Isaac D. Buck
Volume 71, Issue 2, 261-306
As it approaches its tenth birthday, the Patient Protection and Affordable Care Act (ACA) is devolving. Intended to solve problems that had vexed American health care for generations, the ACA built a comprehensive structure by providing more Americans with accessible health insurance, reordering the private insurance market, expanding and reconfiguring Medicaid, and installing rational incentives into America’s health care enterprise. Without question, it was the most important piece of health care legislation since the mid-1960s, and it brought about positive change for millions of Americans.
However, over its short lifespan, the ACA has faced persistent practical, popular, and policy-based challenges. It remains politically tenuous, with the law’s imperfections fueling an uninterrupted barrage of legal, administrative, and regulatory attacks, which, piece by piece, have weakened its overall effectiveness. Instead of installing a comprehensive system, the ACA opted to protect American patients and beneficiaries from the market’s worst effects without any effective means for cost control. Its failure to address the cost of health care has continued to haunt it, making it unclear whether it will fully collapse or whether a mutated version will lumber into the future. Either would be devastating to the future of American health care. This cost challenge is vividly illustrated by the acute pain experienced by those who receive insurance through its newly constructed exchanges, where millions of Americans face rising premiums and deductibles.

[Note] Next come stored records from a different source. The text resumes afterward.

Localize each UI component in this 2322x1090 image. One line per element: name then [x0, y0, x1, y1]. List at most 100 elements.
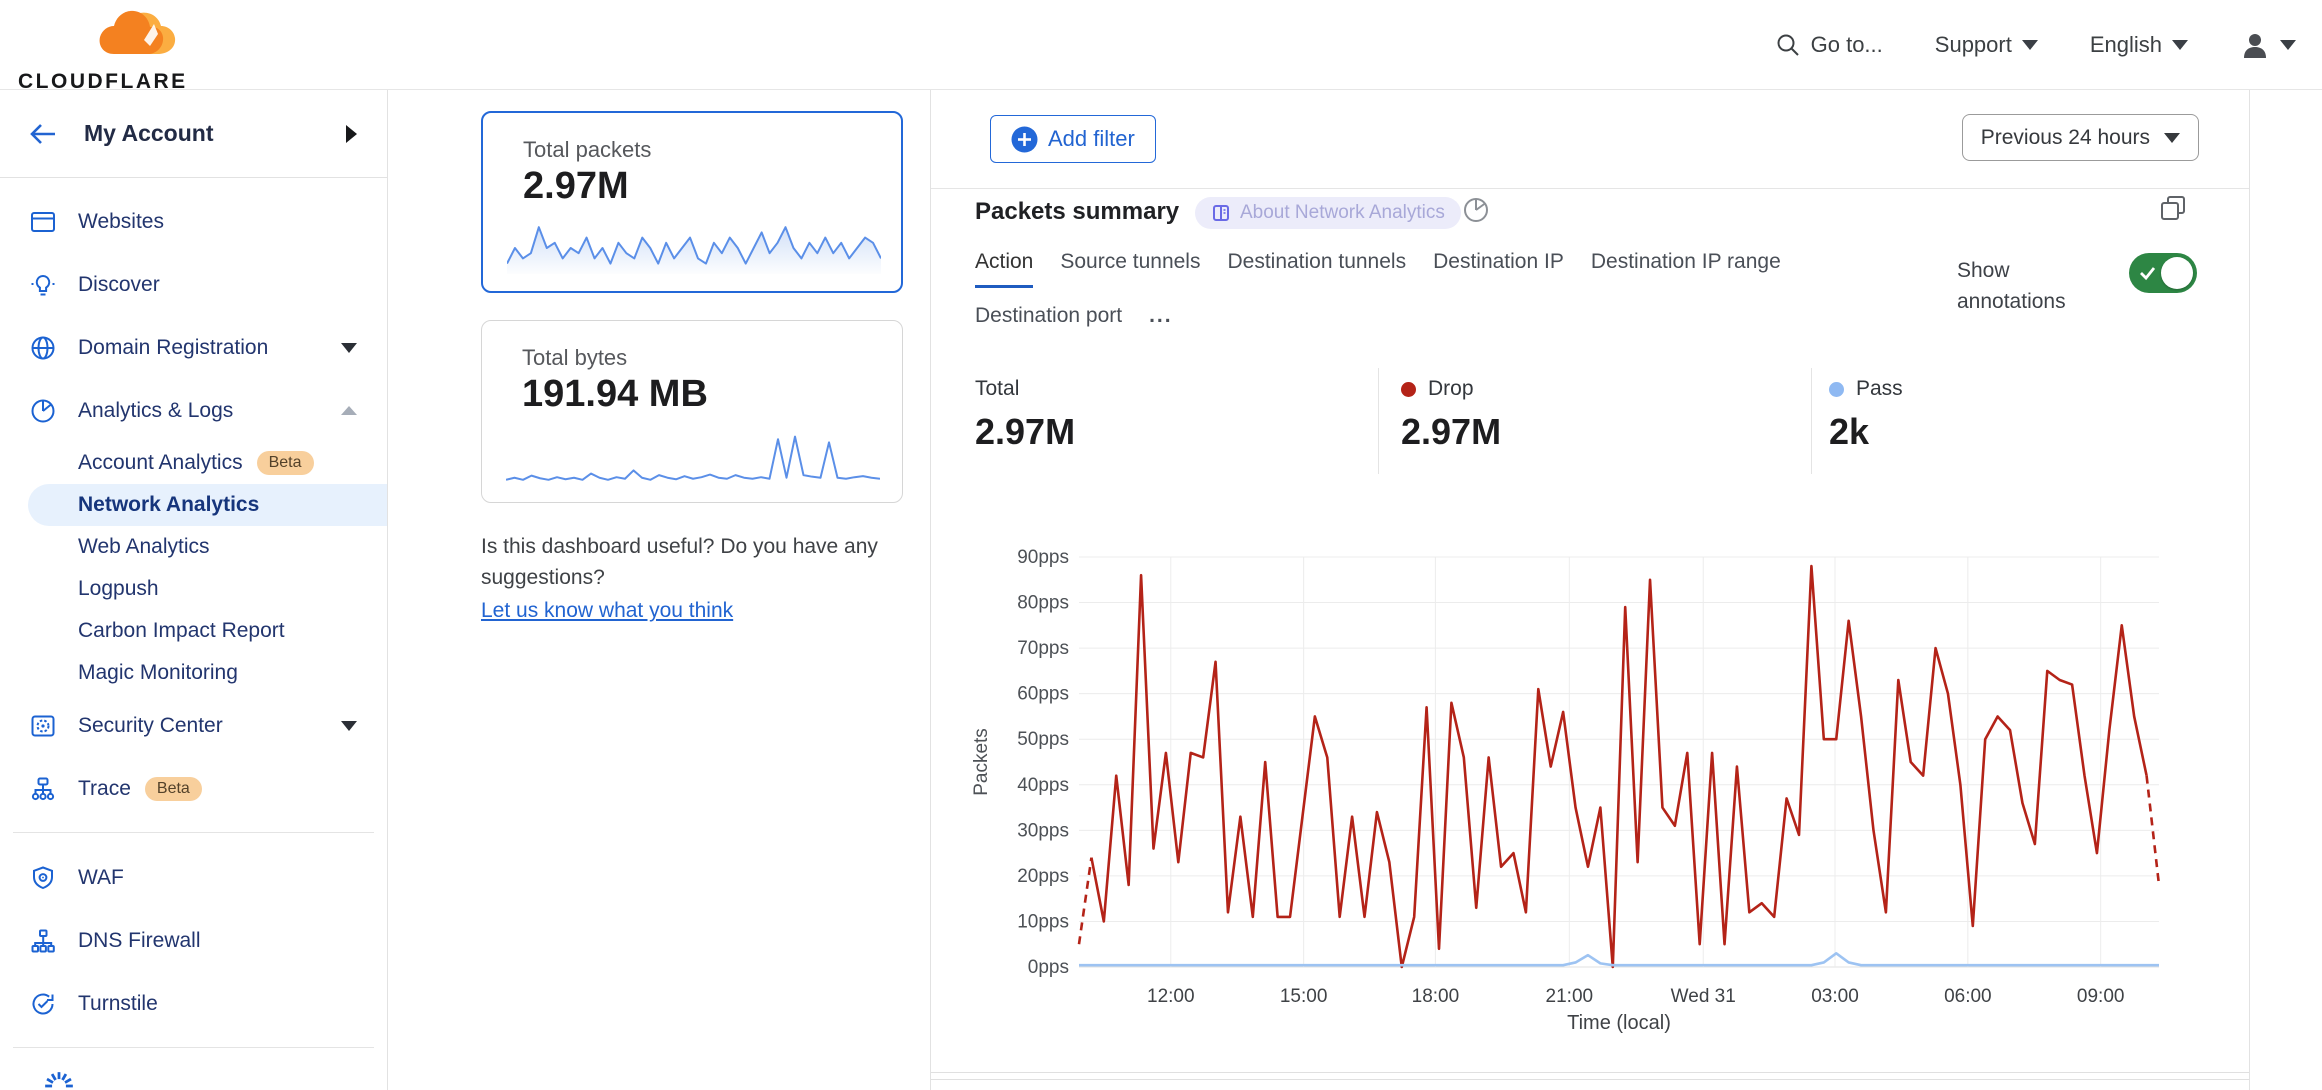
globe-icon [31, 336, 55, 359]
lightbulb-icon [31, 274, 55, 295]
add-filter-button[interactable]: Add filter [990, 115, 1156, 163]
sidebar-item-waf[interactable]: WAF [0, 846, 387, 909]
cloudflare-cloud-icon [99, 10, 176, 54]
sidebar-item-dns-firewall[interactable]: DNS Firewall [0, 909, 387, 972]
stat-label: Pass [1856, 377, 1903, 400]
svg-text:12:00: 12:00 [1147, 986, 1195, 1007]
svg-text:30pps: 30pps [1017, 820, 1069, 841]
sidebar-item-label: Logpush [78, 577, 159, 600]
language-menu[interactable]: English [2090, 32, 2188, 58]
packets-time-series-chart[interactable]: 0pps 10pps 20pps 30pps 40pps 50pps 60pps 70pps 8… [931, 530, 2251, 1090]
time-range-dropdown[interactable]: Previous 24 hours [1961, 114, 2199, 161]
support-label: Support [1934, 32, 2012, 57]
stat-value: 2.97M [1401, 411, 1502, 452]
goto-label: Go to... [1810, 32, 1883, 57]
tab-destination-ip-range[interactable]: Destination IP range [1590, 250, 1781, 273]
feedback-link[interactable]: Let us know what you think [481, 599, 734, 622]
total-bytes-sparkline [506, 435, 880, 481]
tabs-more-button[interactable]: ... [1149, 304, 1173, 327]
sidebar-item-label: Turnstile [78, 991, 158, 1015]
svg-text:06:00: 06:00 [1944, 986, 1992, 1007]
svg-text:21:00: 21:00 [1546, 986, 1594, 1007]
feedback-block: Is this dashboard useful? Do you have an… [481, 531, 921, 626]
network-icon [31, 929, 55, 952]
next-card-top-border [931, 1079, 2249, 1080]
refresh-check-icon [32, 993, 54, 1014]
sidebar-item-label: Account Analytics [78, 451, 243, 474]
about-badge-label: About Network Analytics [1240, 202, 1445, 223]
stat-label: Drop [1428, 377, 1474, 400]
chevron-right-icon[interactable] [346, 124, 357, 143]
sidebar-item-network-analytics[interactable]: Network Analytics [28, 484, 387, 526]
svg-text:10pps: 10pps [1017, 911, 1069, 932]
browser-icon [31, 211, 55, 232]
sidebar-item-magic-monitoring[interactable]: Magic Monitoring [0, 652, 387, 694]
starburst-icon [45, 1072, 73, 1088]
tab-destination-tunnels[interactable]: Destination tunnels [1227, 250, 1407, 273]
stat-divider [1378, 368, 1379, 474]
user-icon [2244, 34, 2266, 58]
sidebar-item-label: Analytics & Logs [78, 398, 234, 422]
sidebar-item-discover[interactable]: Discover [0, 253, 387, 316]
total-bytes-label: Total bytes [522, 345, 628, 370]
chevron-down-icon[interactable] [341, 342, 357, 353]
support-menu[interactable]: Support [1935, 32, 2038, 58]
drop-dot [1401, 381, 1416, 397]
sidebar-item-turnstile[interactable]: Turnstile [0, 972, 387, 1035]
goto-search[interactable]: Go to... [1775, 32, 1883, 58]
sidebar-divider [13, 832, 374, 833]
total-bytes-value: 191.94 MB [522, 373, 708, 415]
total-packets-card[interactable]: Total packets 2.97M [481, 111, 903, 293]
stat-total: Total 2.97M [975, 377, 1075, 453]
expand-panel-icon[interactable] [2159, 194, 2187, 227]
chevron-up-icon[interactable] [341, 406, 357, 415]
show-annotations-label: Show annotations [1957, 259, 2066, 313]
shield-gear-icon [33, 865, 53, 889]
svg-text:Wed 31: Wed 31 [1671, 986, 1736, 1007]
sidebar-item-label: Trace [78, 776, 131, 800]
tab-action[interactable]: Action [975, 250, 1034, 288]
account-title: My Account [84, 120, 214, 146]
plus-circle-icon [1011, 126, 1038, 152]
sidebar-item-trace[interactable]: Trace Beta [0, 757, 387, 820]
cloudflare-logo[interactable]: CLOUDFLARE [16, 8, 206, 93]
show-annotations-toggle[interactable] [2129, 253, 2197, 293]
sidebar-item-label: Websites [78, 209, 164, 233]
tab-source-tunnels[interactable]: Source tunnels [1060, 250, 1201, 273]
safe-icon [31, 715, 55, 736]
sidebar-item-analytics-logs[interactable]: Analytics & Logs [0, 379, 387, 442]
pie-chart-icon [31, 399, 55, 422]
sidebar-item-logpush[interactable]: Logpush [0, 568, 387, 610]
sidebar-item-account-analytics[interactable]: Account Analytics Beta [0, 442, 387, 484]
svg-text:70pps: 70pps [1017, 638, 1069, 659]
total-packets-label: Total packets [523, 137, 652, 162]
pie-chart-icon[interactable] [1461, 195, 1491, 230]
account-row[interactable]: My Account [0, 90, 387, 178]
sidebar-item-security-center[interactable]: Security Center [0, 694, 387, 757]
top-bar: CLOUDFLARE Go to... Support English [0, 0, 2322, 93]
user-menu[interactable] [2240, 30, 2296, 60]
sidebar-item-label: DNS Firewall [78, 928, 201, 952]
chevron-down-icon[interactable] [341, 720, 357, 731]
time-range-label: Previous 24 hours [1980, 125, 2150, 149]
add-filter-label: Add filter [1048, 126, 1135, 151]
sidebar-divider [13, 1047, 374, 1048]
sidebar-item-websites[interactable]: Websites [0, 190, 387, 253]
total-bytes-card[interactable]: Total bytes 191.94 MB [481, 320, 903, 503]
sidebar-item-domain-registration[interactable]: Domain Registration [0, 316, 387, 379]
sidebar-nav: Websites Discover Domain Registration Analy… [0, 178, 387, 1090]
about-network-analytics-badge[interactable]: About Network Analytics [1195, 197, 1461, 229]
sidebar-item-carbon-impact-report[interactable]: Carbon Impact Report [0, 610, 387, 652]
sidebar-item-label: Domain Registration [78, 335, 269, 359]
svg-text:40pps: 40pps [1017, 775, 1069, 796]
toolbar-divider [931, 188, 2249, 189]
sidebar-item-web-analytics[interactable]: Web Analytics [0, 526, 387, 568]
check-icon [2140, 267, 2156, 281]
svg-text:80pps: 80pps [1017, 593, 1069, 614]
tab-destination-ip[interactable]: Destination IP [1433, 250, 1564, 273]
sidebar-item-label: Discover [78, 272, 160, 296]
back-arrow-icon[interactable] [28, 121, 58, 147]
sidebar-item-partial[interactable] [0, 1061, 387, 1090]
book-icon [1213, 205, 1229, 221]
tab-destination-port[interactable]: Destination port [975, 304, 1123, 327]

Using lessons from behavioral economics, this Article suggests a reimagining and reordering of the private ACA marketplace in an effort to put it on a more stable financial footing. Tools from the field of behavioral economics—relied upon in the federal Medicare program, public health laws, and employee wellness plans—could be deployed to the ACA marketplaces by creating smarter subsidies that financially reward the most cost-conscious insurance companies. This would sharpen the incentive for insurance companies to seek increasing discounts, lowering the price of care. And no matter the future of the ACA, insights posited here must be part of any future reform effort to address the cost of American health care—an indispensable, but consistently neglected policy goal.